Advocates were outraged by the news that Katz had declined to prosecute Andrianou, even for the minor violation of failing to exercise due care, saying Katz failed not only Lin, but every delivery worker who risks his or her life on the dangerous streets of New York City, as well as every person who rides a bike for transportation in a city dominated by cars.

Advocates for victims have long argued — and the state’s highest court has affirmed — that a driver need not have criminal intent in order to be found guilty of such vehicular crimes as failure to yield.

“Xing Long Lin and his family deserve justice,” Laura Shepard, the Queens Organizer for Transportation Alternatives wrote on Twitter. “Extremely disturbed to hear that Melinda Katz is letting his killer get away with this.

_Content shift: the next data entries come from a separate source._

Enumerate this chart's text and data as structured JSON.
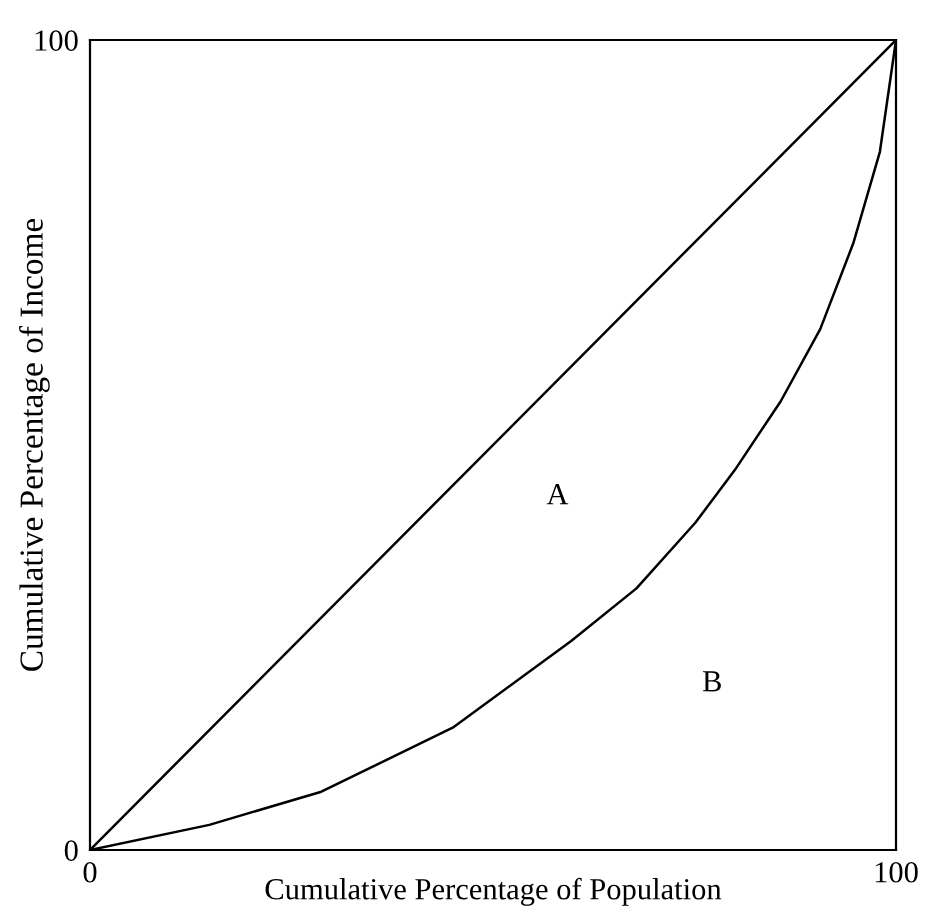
{
  "chart_data": {
    "type": "line",
    "xlabel": "Cumulative Percentage of Population",
    "ylabel": "Cumulative Percentage of Income",
    "x": [
      0,
      14.8,
      28.7,
      45,
      59.7,
      67.8,
      75.1,
      80,
      85.7,
      90.6,
      94.7,
      98,
      100
    ],
    "series": [
      {
        "color": "#000000",
        "x": [
          0,
          100
        ],
        "values": [
          0,
          100
        ]
      },
      {
        "color": "#000000",
        "values": [
          0,
          3.1,
          7.2,
          15.1,
          25.8,
          32.3,
          40.4,
          46.9,
          55.4,
          64.3,
          74.9,
          86.2,
          100
        ]
      }
    ],
    "xlim": [
      0,
      100
    ],
    "ylim": [
      0,
      100
    ],
    "xticks": [
      0,
      100
    ],
    "yticks": [
      0,
      100
    ],
    "annotations": [
      "A",
      "B"
    ],
    "grid": false,
    "legend": false,
    "marker": "none",
    "line_style": "solid"
  }
}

Our streets are not safe when drivers who harm vulnerable road users are not held accountable and do not face consequences for their behavior.”

Delivery worker Xing Long Lin was killed by a reckless driver in Astoria, Queens on April 29, 2021.
Delivery worker Xing Long Lin was killed by a reckless driver in Astoria, Queens on April 29, 2021.

It is unclear whether Andrianou’s connections to law enforcement helped her avoid charges. Sleuthing by cycling activist C.J. Wojtkowski revealed that Andrianou owns a detective agency, and it is common for such firms to be staffed by former police officers.

Wojtkowski also discovered that three weeks after the crash, Andrianou transferred her house to a “qualified personal residence trust,” which allows the owner to “remove the property from the estate,” according to Fidelity Investments. A QPRT may have implications on any assessment of Andrianou’s wealth that might be undertaken as part of Anin-Aminof’s suit.

Anin-Aminof stands to be reimburse at least partly for her injuries, pain and suffering; all Xing Long Lin has is a GoFundMe page.